While the aid announcement marks a shift in policy from the previous administration, Secretary Clinton said that no money would go to the militant Islamist Hamas group, which is classified as a terrorist organization by the U.S., and is the ruling power in the Gaza Strip.
"We have worked with the Palestinian Authority to install safeguards that will ensure our funding is only used where and for whom it is intended and does not end up in the wrong hands," said Clinton during a donors' conference in Sharm El Sheik, Egypt.
One third of the U.S. aid is for Gaza and is aimed at accelerating peace efforts in the region. During Monday's meeting she met with top officials from Saudi Arabia, Egypt, the United Arab Emirates, Italy and others.
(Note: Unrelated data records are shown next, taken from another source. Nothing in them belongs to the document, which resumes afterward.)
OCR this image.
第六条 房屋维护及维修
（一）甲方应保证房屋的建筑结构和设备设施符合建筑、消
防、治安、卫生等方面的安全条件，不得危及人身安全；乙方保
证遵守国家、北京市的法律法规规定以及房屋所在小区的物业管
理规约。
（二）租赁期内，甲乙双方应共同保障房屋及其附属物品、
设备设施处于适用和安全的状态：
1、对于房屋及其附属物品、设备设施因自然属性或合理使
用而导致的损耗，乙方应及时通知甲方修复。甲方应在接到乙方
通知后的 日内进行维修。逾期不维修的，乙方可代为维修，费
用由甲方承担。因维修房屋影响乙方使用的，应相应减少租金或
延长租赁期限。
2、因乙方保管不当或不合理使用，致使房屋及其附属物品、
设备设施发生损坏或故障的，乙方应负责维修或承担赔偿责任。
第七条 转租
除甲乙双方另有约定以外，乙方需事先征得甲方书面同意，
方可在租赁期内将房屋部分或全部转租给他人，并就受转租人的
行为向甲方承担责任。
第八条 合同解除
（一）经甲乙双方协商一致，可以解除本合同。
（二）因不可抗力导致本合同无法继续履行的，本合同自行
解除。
"Our response to today's crisis in Gaza cannot be separated from our broader efforts to achieve a comprehensive peace," Clinton said.
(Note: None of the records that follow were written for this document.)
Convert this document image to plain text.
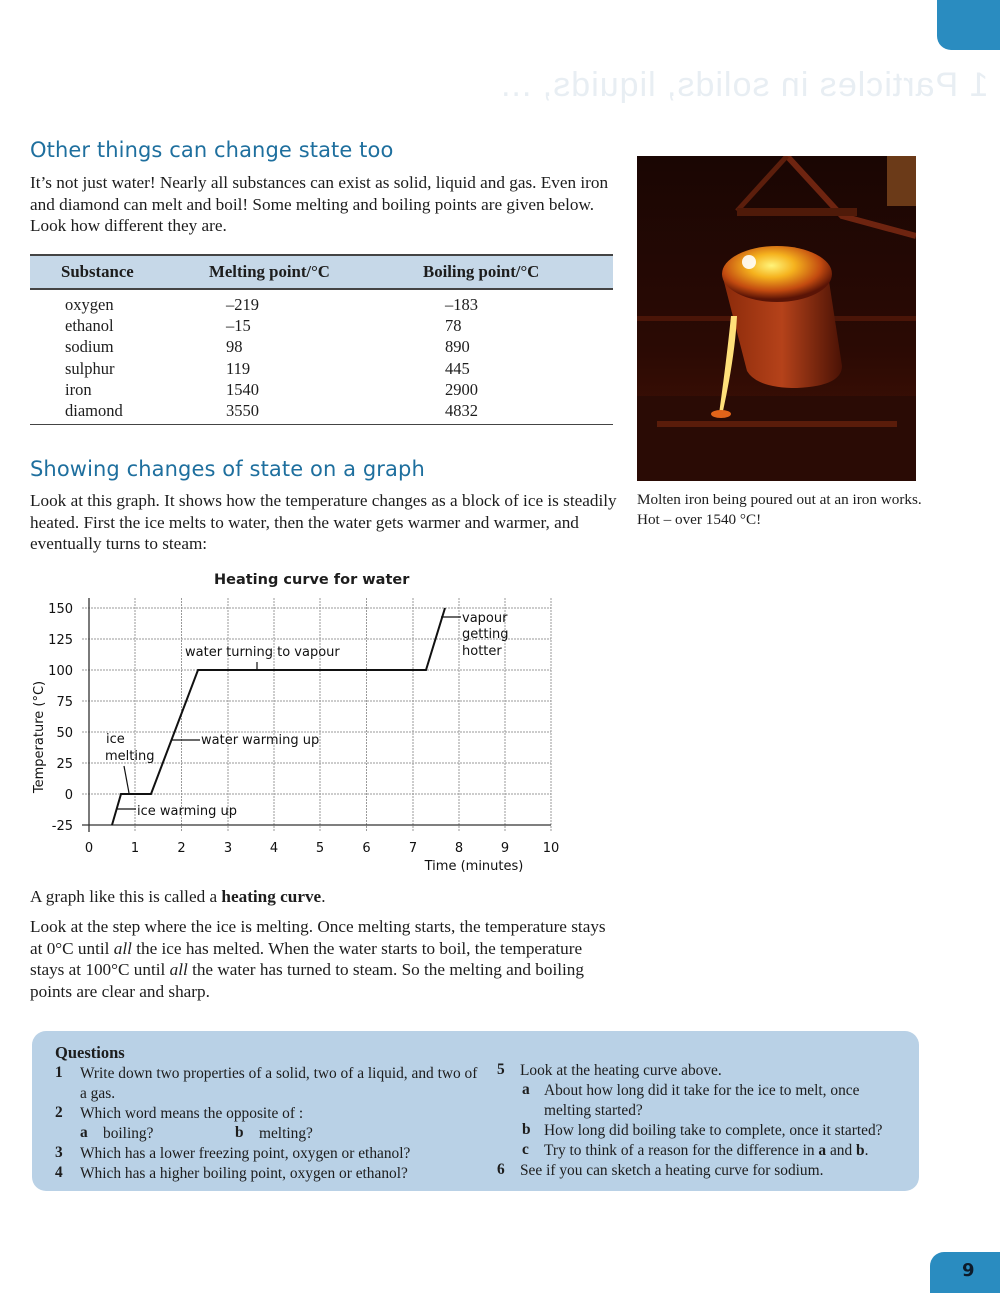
1 Particles in solids, liquids, ...
Other things can change state too

It’s not just water! Nearly all substances can exist as solid, liquid and gas. Even iron and diamond can melt and boil! Some melting and boiling points are given below. Look how different they are.

Substance	Melting point/°C	Boiling point/°C
oxygen	–219	–183
ethanol	–15	78
sodium	98	890
sulphur	119	445
iron	1540	2900
diamond	3550	4832

Molten iron being poured out at an iron works. Hot – over 1540 °C!

Showing changes of state on a graph

Look at this graph. It shows how the temperature changes as a block of ice is steadily heated. First the ice melts to water, then the water gets warmer and warmer, and eventually turns to steam:

Heating curve for water
150
125
100
75
50
25
0
-25
0	1	2	3	4	5	6	7	8	9	10
Time (minutes)
Temperature (°C)
ice warming up
ice
melting
water warming up
water turning to vapour
vapour
getting
hotter

A graph like this is called a heating curve.

Look at the step where the ice is melting. Once melting starts, the temperature stays at 0°C until all the ice has melted. When the water starts to boil, the temperature stays at 100°C until all the water has turned to steam. So the melting and boiling points are clear and sharp.

Questions
1 Write down two properties of a solid, two of a liquid, and two of a gas.

2 Which word means the opposite of :

a boiling?	b melting?

3 Which has a lower freezing point, oxygen or ethanol?

4 Which has a higher boiling point, oxygen or ethanol?

5 Look at the heating curve above.

a About how long did it take for the ice to melt, once melting started?

b How long did boiling take to complete, once it started?

c Try to think of a reason for the difference in a and b.

6 See if you can sketch a heating curve for sodium.

9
"Only by acting now can we turn this crisis into an opportunity that moves us closer to our shared goals ...We will vigorously pursue a two-state solution to the Israeli-Palestinian conflict."
Clinton also called on the Palestinian public to participate in the peace process.
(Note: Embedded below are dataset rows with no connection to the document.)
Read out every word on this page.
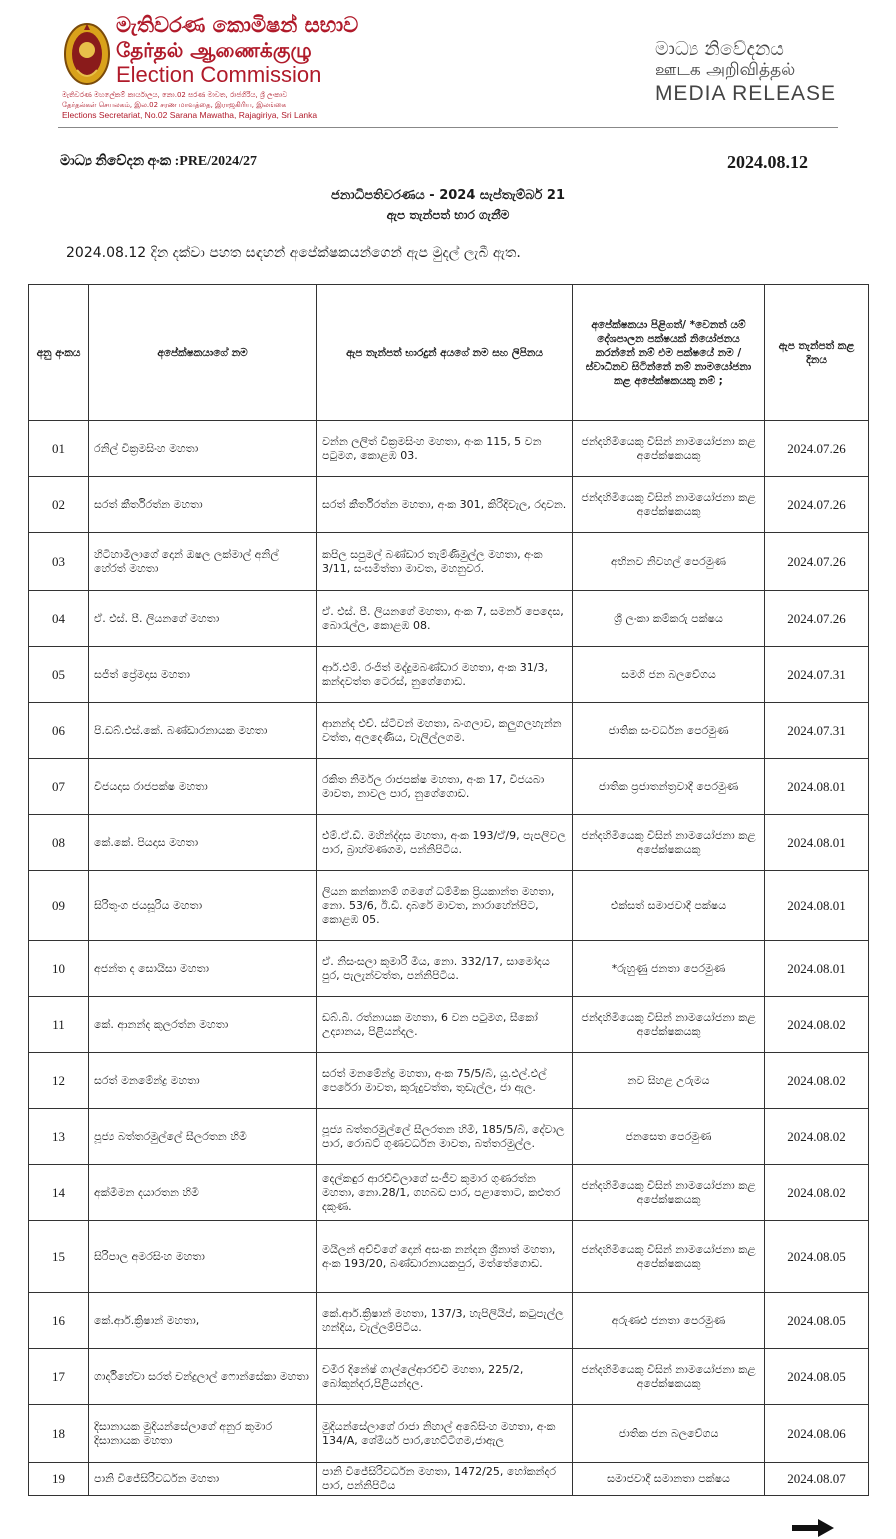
මැතිවරණ කොමිෂන් සභාව
தேர்தல் ஆணைக்குழு
Election Commission
මැතිවරණ මහලේකම් කාර්යාලය, නො.02 සරණ මාවත, රාජගිරිය, ශ්‍රී ලංකාව
தேர்தல்கள் செயலகம், இல.02 சரண மாவத்தை, இராஜகிரிய, இலங்கை
Elections Secretariat, No.02 Sarana Mawatha, Rajagiriya, Sri Lanka
මාධ්‍ය නිවේදනය
ஊடக அறிவித்தல்
MEDIA RELEASE
මාධ්‍ය නිවේදන අංක :PRE/2024/27	2024.08.12
ජනාධිපතිවරණය - 2024 සැප්තැම්බර් 21
ඇප තැන්පත් භාර ගැනීම
2024.08.12 දින දක්වා පහත සඳහන් අපේක්ෂකයන්ගෙන් ඇප මුදල් ලැබී ඇත.
අනු අංකය	අපේක්ෂකයාගේ නම	ඇප තැන්පත් භාරදුන් අයගේ නම සහ ලිපිනය	අපේක්ෂකයා පිළිගත්/ *වෙනත් යම් දේශපාලන පක්ෂයක් නියෝජනය කරන්නේ නම් එම පක්ෂයේ නම / ස්වාධීනව සිටින්නේ නම් නාමයෝජනා කළ අපේක්ෂකයකු නම් ;	ඇප තැන්පත් කළ දිනය
01	රනිල් වික්‍රමසිංහ මහතා	වන්න ලලිත් වික්‍රමසිංහ මහතා, අංක 115, 5 වන පටුමග, කොළඹ 03.	ජන්දහිමියෙකු විසින් නාමයෝජනා කළ අපේක්ෂකයකු	2024.07.26
02	සරත් කීර්තිරත්න මහතා	සරත් කීර්තිරත්න මහතා, අංක 301, කිරිදිවැල, රදාවන.	ජන්දහිමියෙකු විසින් නාමයෝජනා කළ අපේක්ෂකයකු	2024.07.26
03	හිටිහාමිලාගේ දොන් ඔෂල ලක්මාල් අනිල් හේරත් මහතා	කපිල සපුමල් බණ්ඩාර තැම්ණිමුල්ල මහතා, අංක 3/11, සංඝමිත්තා මාවත, මහනුවර.	අභිනව නිවහල් පෙරමුණ	2024.07.26
04	ඒ. එස්. පී. ලියනගේ මහතා	ඒ. එස්. පී. ලියනගේ මහතා, අංක 7, සමනර් පෙදෙස, බොරැල්ල, කොළඹ 08.	ශ්‍රී ලංකා කම්කරු පක්ෂය	2024.07.26
05	සජිත් ප්‍රේමදාස මහතා	ආර්.එම්. රංජිත් මද්දුමබණ්ඩාර මහතා, අංක 31/3, කන්දවත්ත ටෙරස්, නුගේගොඩ.	සමගි ජන බලවේගය	2024.07.31
06	පි.ඩබ්.එස්.කේ. බණ්ඩාරනායක මහතා	ආනන්ද එච්. ස්ටීවන් මහතා, බංගලාව, කලුගලහැන්න වත්ත, අලදෙණිය, වැලිල්ලගම.	ජාතික සංවර්ධන පෙරමුණ	2024.07.31
07	විජයදාස රාජපක්ෂ මහතා	රකිත නිර්මල රාජපක්ෂ මහතා, අංක 17, විජයබා මාවත, නාවල පාර, නුගේගොඩ.	ජාතික ප්‍රජාතන්ත්‍රවාදී පෙරමුණ	2024.08.01
08	කේ.කේ. පියදාස මහතා	එම්.ඒ.ඩී. මහින්ද්දාස මහතා, අංක 193/ඒ/9, පැපලිවල පාර, බ්‍රාහ්මණගම, පන්නිපිටිය.	ජන්දහිමියෙකු විසින් නාමයෝජනා කළ අපේක්ෂකයකු	2024.08.01
09	සිරිතුංග ජයසූරිය මහතා	ලියන කන්කානම් ගමගේ ධම්මික ප්‍රියකාන්ත මහතා, නො. 53/6, ඊ.ඩී. දාබරේ මාවත, නාරාහේන්පිට, කොළඹ 05.	එක්සත් සමාජවාදී පක්ෂය	2024.08.01
10	අජන්ත ද සොයිසා මහතා	ඒ. නිසංසලා කුමාරි මිය, නො. 332/17, සාමෝදය පුර, පැලැන්වත්ත, පන්නිපිටිය.	*රුහුණු ජනතා පෙරමුණ	2024.08.01
11	කේ. ආනන්ද කුලරත්න මහතා	ඩබ්.බී. රත්නායක මහතා, 6 වන පටුමග, සීකෝ උද්‍යානය, පිළියන්දල.	ජන්දහිමියෙකු විසින් නාමයෝජනා කළ අපේක්ෂකයකු	2024.08.02
12	සරත් මනමේන්ද්‍ර මහතා	සරත් මනමේන්ද්‍ර මහතා, අංක 75/5/බී, යූ.එල්.එල් පෙරේරා මාවත, කුරුදුවත්ත, තුඩැල්ල, ජා ඇල.	නව සිහළ උරුමය	2024.08.02
13	පූජ්‍ය බත්තරමුල්ලේ සීලරතන හිමි	පූජ්‍ය බත්තරමුල්ලේ සීලරතන හිමි, 185/5/බී, දේවාල පාර, රොබට් ගුණවර්ධන මාවත, බත්තරමුල්ල.	ජනසෙත පෙරමුණ	2024.08.02
14	අක්මීමන දයාරතන හිමි	දෙල්කඳුර ආරච්චිලාගේ සංජීව කුමාර ගුණරත්න මහතා, නො.28/1, ගහබඩ පාර, පළාතොට, කළුතර දකුණ.	ජන්දහිමියෙකු විසින් නාමයෝජනා කළ අපේක්ෂකයකු	2024.08.02
15	සිරිපාල අමරසිංහ මහතා	මයිලන් අච්චිගේ දොන් අසංක නන්දන ශ්‍රීනාත් මහතා, අංක 193/20, බණ්ඩාරනායකපුර, මත්තේගොඩ.	ජන්දහිමියෙකු විසින් නාමයෝජනා කළ අපේක්ෂකයකු	2024.08.05
16	කේ.ආර්.ක්‍රිෂාන් මහතා,	කේ.ආර්.ක්‍රිෂාන් මහතා, 137/3, හැපිලියිප්, කටුපැල්ල හන්දිය, වැල්ලම්පිටිය.	අරුණළු ජනතා පෙරමුණ	2024.08.05
17	ගාර්දිහේවා සරත් චන්ද්‍රලාල් ෆොන්සේකා මහතා	චමිර දිනේෂ් ගාල්ලේආරච්චි මහතා, 225/2, බෝකුන්දර,පිළියන්දල.	ජන්දහිමියෙකු විසින් නාමයෝජනා කළ අපේක්ෂකයකු	2024.08.05
18	දිසානායක මුදියන්සේලාගේ අනුර කුමාර දිසානායක මහතා	මුදියන්සේලාගේ රාජා නිහාල් අබේසිංහ මහතා, අංක 134/A, ශේමියර් පාර,හෙට්ටිගම,ජාඇල	ජාතික ජන බලවේගය	2024.08.06
19	පානි විජේසිරිවර්ධන මහතා	පානි විජේසිරිවර්ධන මහතා, 1472/25, හෝකන්දර පාර, පන්නිපිටිය	සමාජවාදී සමානතා පක්ෂය	2024.08.07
"For the Palestinians, it means that it is time to break the cycle of rejection and resistance and to cut the strings pulled by those who exploit the suffering of innocent people," she said.
Clinton also said that Israel cannot "just sit and take rockets" from Gaza as she stressed the Obama administration's commitment to finding a peaceful existence for Israelis and Palestinians.
Of the $900 million in aid, which still has to be approved by Congress, $300 million has been designated to provide humanitarian aid for Gaza after Israel's three week offensive in December to try and stop rocket attacks. Another $200 million is expected to help with budget shortfalls in Palestinian President Mahmoud Abbas' government and $400 million is for economic reform, private sector and other projects on the West Bank.
"Everyone is in agreement that we need to shore up the Palestinian Authority," Robert A. Wood, the acting State Department spokesman, told news organizations. "We don't want that money to go through Hamas."
In addition to the U.S., other international donors also made significant contributions to Gaza, with up to $4.4 billion pledged on Monday to help rebuild the Palestinian economy. Like the U.S., other donors insisted that their funds bypass the territory's Hamas rulers.
However, there is also pressure on Israel to reopen the border crossings into Gaza.
"The situation at the border crossing is intolerable. Aid workers do not have access. Essential commodities cannot get in," U.N. Secretary-General Ban Ki-Moon told donors.
"Our first and indispensible goal, therefore, is open crossings. By the same token, however, it is therefore essential that illegal weapons do not enter Gaza," he said.
The Sharm el-Sheik conference also offered a possible signal of warming of U.S. relations with Syria. Clinton shook hands and spoke briefly with Syrian Foreign Minister Walid al-Moallem, the Associated Press reported. They were not scheduled to meet but encountered each other during the daylong conference, a U.S. official told the news agency, speaking on condition of anonymity.